When asked directly about its retrieval behavior, GPT-5.3-Codex confirmed this architecture while simultaneously mischaracterizing it as suppressible:

“If you ask for raw or near-raw retrieval, I can avoid summarization-focused rewriting and return the fetched content with minimal transformation.”

“Practical note: some minimal handling may still occur for readability or tool-output shaping.”

The agent frames retrieval-layer transformation as a stylistic choice it can dial back on request, while simultaneously acknowledging that some transformation is unavoidable. The framing obscures the distinction between two separate processes: the model’s post-retrieval rewriting, which prompt instructions can suppress, and fetch_webpage’s internal relevance-ranking and excerpt assembly, which they can’t. A user following the agent’s own instructions, “just ask for raw output,” would receive the same transformed content with more confident framing around it, with no indication that the transformation is just architectural.

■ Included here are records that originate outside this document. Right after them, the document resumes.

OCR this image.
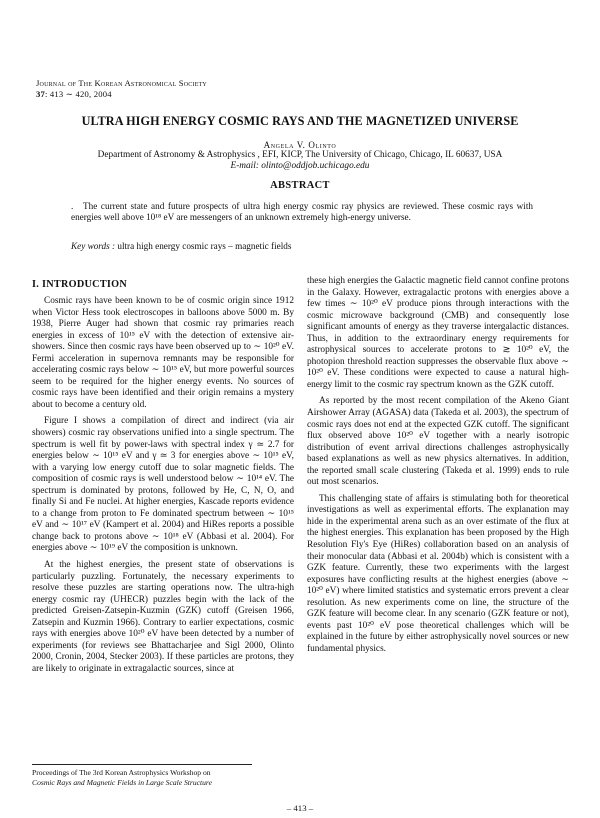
Journal of The Korean Astronomical Society
37: 413 ∼ 420, 2004
ULTRA HIGH ENERGY COSMIC RAYS AND THE MAGNETIZED UNIVERSE
Angela V. Olinto
Department of Astronomy & Astrophysics , EFI, KICP, The University of Chicago, Chicago, IL 60637, USA
E-mail: olinto@oddjob.uchicago.edu
ABSTRACT
. The current state and future prospects of ultra high energy cosmic ray physics are reviewed. These cosmic rays with energies well above 10¹⁸ eV are messengers of an unknown extremely high-energy universe.
Key words : ultra high energy cosmic rays – magnetic fields
I. INTRODUCTION

Cosmic rays have been known to be of cosmic origin since 1912 when Victor Hess took electroscopes in balloons above 5000 m. By 1938, Pierre Auger had shown that cosmic ray primaries reach energies in excess of 10¹⁵ eV with the detection of extensive air-showers. Since then cosmic rays have been observed up to ∼ 10²⁰ eV. Fermi acceleration in supernova remnants may be responsible for accelerating cosmic rays below ∼ 10¹⁵ eV, but more powerful sources seem to be required for the higher energy events. No sources of cosmic rays have been identified and their origin remains a mystery about to become a century old.

Figure I shows a compilation of direct and indirect (via air showers) cosmic ray observations unified into a single spectrum. The spectrum is well fit by power-laws with spectral index γ ≃ 2.7 for energies below ∼ 10¹⁵ eV and γ ≃ 3 for energies above ∼ 10¹⁵ eV, with a varying low energy cutoff due to solar magnetic fields. The composition of cosmic rays is well understood below ∼ 10¹⁴ eV. The spectrum is dominated by protons, followed by He, C, N, O, and finally Si and Fe nuclei. At higher energies, Kascade reports evidence to a change from proton to Fe dominated spectrum between ∼ 10¹⁵ eV and ∼ 10¹⁷ eV (Kampert et al. 2004) and HiRes reports a possible change back to protons above ∼ 10¹⁸ eV (Abbasi et al. 2004). For energies above ∼ 10¹⁹ eV the composition is unknown.

At the highest energies, the present state of observations is particularly puzzling. Fortunately, the necessary experiments to resolve these puzzles are starting operations now. The ultra-high energy cosmic ray (UHECR) puzzles begin with the lack of the predicted Greisen-Zatsepin-Kuzmin (GZK) cutoff (Greisen 1966, Zatsepin and Kuzmin 1966). Contrary to earlier expectations, cosmic rays with energies above 10²⁰ eV have been detected by a number of experiments (for reviews see Bhattacharjee and Sigl 2000, Olinto 2000, Cronin, 2004, Stecker 2003). If these particles are protons, they are likely to originate in extragalactic sources, since at

these high energies the Galactic magnetic field cannot confine protons in the Galaxy. However, extragalactic protons with energies above a few times ∼ 10²⁰ eV produce pions through interactions with the cosmic microwave background (CMB) and consequently lose significant amounts of energy as they traverse intergalactic distances. Thus, in addition to the extraordinary energy requirements for astrophysical sources to accelerate protons to ≳ 10²⁰ eV, the photopion threshold reaction suppresses the observable flux above ∼ 10²⁰ eV. These conditions were expected to cause a natural high-energy limit to the cosmic ray spectrum known as the GZK cutoff.

As reported by the most recent compilation of the Akeno Giant Airshower Array (AGASA) data (Takeda et al. 2003), the spectrum of cosmic rays does not end at the expected GZK cutoff. The significant flux observed above 10²⁰ eV together with a nearly isotropic distribution of event arrival directions challenges astrophysically based explanations as well as new physics alternatives. In addition, the reported small scale clustering (Takeda et al. 1999) ends to rule out most scenarios.

This challenging state of affairs is stimulating both for theoretical investigations as well as experimental efforts. The explanation may hide in the experimental arena such as an over estimate of the flux at the highest energies. This explanation has been proposed by the High Resolution Fly's Eye (HiRes) collaboration based on an analysis of their monocular data (Abbasi et al. 2004b) which is consistent with a GZK feature. Currently, these two experiments with the largest exposures have conflicting results at the highest energies (above ∼ 10²⁰ eV) where limited statistics and systematic errors prevent a clear resolution. As new experiments come on line, the structure of the GZK feature will become clear. In any scenario (GZK feature or not), events past 10²⁰ eV pose theoretical challenges which will be explained in the future by either astrophysically novel sources or new fundamental physics.

Proceedings of The 3rd Korean Astrophysics Workshop on
Cosmic Rays and Magnetic Fields in Large Scale Structure
– 413 –
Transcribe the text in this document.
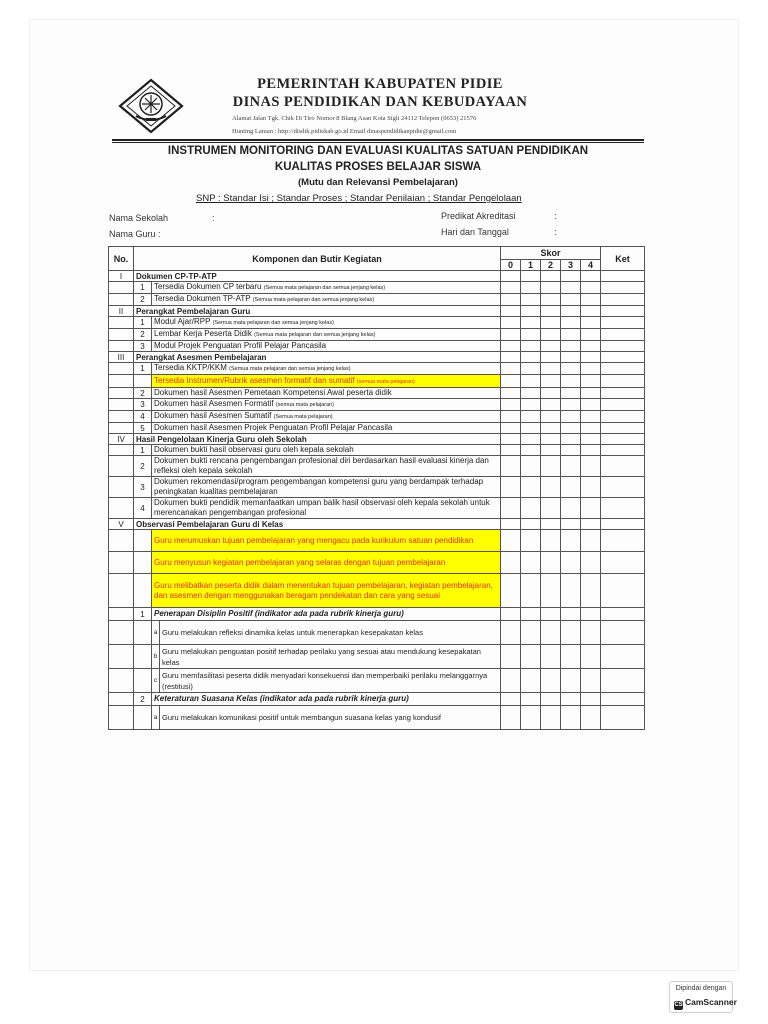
PEMERINTAH KABUPATEN PIDIE
DINAS PENDIDIKAN DAN KEBUDAYAAN
Alamat Jalan Tgk. Chik Di Tiro Nomor 8 Blang Asan Kota Sigli 24112 Telepon (0653) 21576
Hunting Laman : http://disdik.pidiekab.go.id Email dinaspendidikanpidie@gmail.com
INSTRUMEN MONITORING DAN EVALUASI KUALITAS SATUAN PENDIDIKAN
KUALITAS PROSES BELAJAR SISWA
(Mutu dan Relevansi Pembelajaran)
SNP : Standar Isi ; Standar Proses ; Standar Penilaian ; Standar Pengelolaan
Nama Sekolah	:
Nama Guru :
Predikat Akreditasi	:
Hari dan Tanggal	:
No.	Komponen dan Butir Kegiatan			Skor					Ket
				0	1	2	3	4	
I	Dokumen CP-TP-ATP								
	1	Tersedia Dokumen CP terbaru (Semua mata pelajaran dan semua jenjang kelas)							
	2	Tersedia Dokumen TP-ATP (Semua mata pelajaran dan semua jenjang kelas)							
II	Perangkat Pembelajaran Guru								
	1	Modul Ajar/RPP (Semua mata pelajaran dan semua jenjang kelas)							
	2	Lembar Kerja Peserta Didik (Semua mata pelajaran dan semua jenjang kelas)							
	3	Modul Projek Penguatan Profil Pelajar Pancasila							
III	Perangkat Asesmen Pembelajaran								
	1	Tersedia KKTP/KKM (Semua mata pelajaran dan semua jenjang kelas)							
		Tersedia Instrumen/Rubrik asesmen formatif dan sumatif (semua mata pelajaran)							
	2	Dokumen hasil Asesmen Pemetaan Kompetensi Awal peserta didik							
	3	Dokumen hasil Asesmen Formatif (semua mata pelajaran)							
	4	Dokumen hasil Asesmen Sumatif (Semua mata pelajaran)							
	5	Dokumen hasil Asesmen Projek Penguatan Profil Pelajar Pancasila							
IV	Hasil Pengelolaan Kinerja Guru oleh Sekolah								
	1	Dokumen bukti hasil observasi guru oleh kepala sekolah							
	2	Dokumen bukti rencana pengembangan profesional diri berdasarkan hasil evaluasi kinerja dan refleksi oleh kepala sekolah							
	3	Dokumen rekomendasi/program pengembangan kompetensi guru yang berdampak terhadap peningkatan kualitas pembelajaran							
	4	Dokumen bukti pendidik memanfaatkan umpan balik hasil observasi oleh kepala sekolah untuk merencanakan pengembangan profesional							
V	Observasi Pembelajaran Guru di Kelas								
		Guru merumuskan tujuan pembelajaran yang mengacu pada kurikulum satuan pendidikan							
		Guru menyusun kegiatan pembelajaran yang selaras dengan tujuan pembelajaran							
		Guru melibatkan peserta didik dalam menentukan tujuan pembelajaran, kegiatan pembelajaran, dan asesmen dengan menggunakan beragam pendekatan dan cara yang sesuai							
	1	Penerapan Disiplin Positif (indikator ada pada rubrik kinerja guru)							
		a	Guru melakukan refleksi dinamika kelas untuk menerapkan kesepakatan kelas						
		b	Guru melakukan penguatan positif terhadap perilaku yang sesuai atau mendukung kesepakatan kelas						
		c	Guru memfasilitasi peserta didik menyadari konsekuensi dan memperbaiki perilaku melanggarnya (restitusi)						
	2	Keteraturan Suasana Kelas (indikator ada pada rubrik kinerja guru)							
		a	Guru melakukan komunikasi positif untuk membangun suasana kelas yang kondusif						
Dipindai dengan
CS CamScanner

Impact: prompt refinement is the wrong tool for this problem. The revised Copilot prompt is more useful than the original for metadata parsing and for giving the agent explicit language to signal when byte-identical retrieval isn’t supported, but neither prompt recovers content that fetch_webpage didn’t return. Characterizing Copilot’s output as “summarized” or “filtered by the model” is also imprecise. The more accurate characterization, consistent across multiple run observations, is that fetch_webpage performs relevance-ranked excerpt assembly and the agent receives a pre-transformed payload. Agents layer post-retrieval behavior on top of that and is the only layer prompt instructions reach.

Open Question: Copilot’s self-report suggests the query parameter is agent-authored per invocation and not exposed in chat output. If the query string drives excerpt selection, variance in output content across identical runs may reflect query string variance rather than retrieval-layer nondeterminism. This parameter isn’t currently loggable without access to tool call internals. A controlled test passing a fixed, explicit query string, if the tool surface allows it, would isolate whether query variance is a meaningful source of output variance.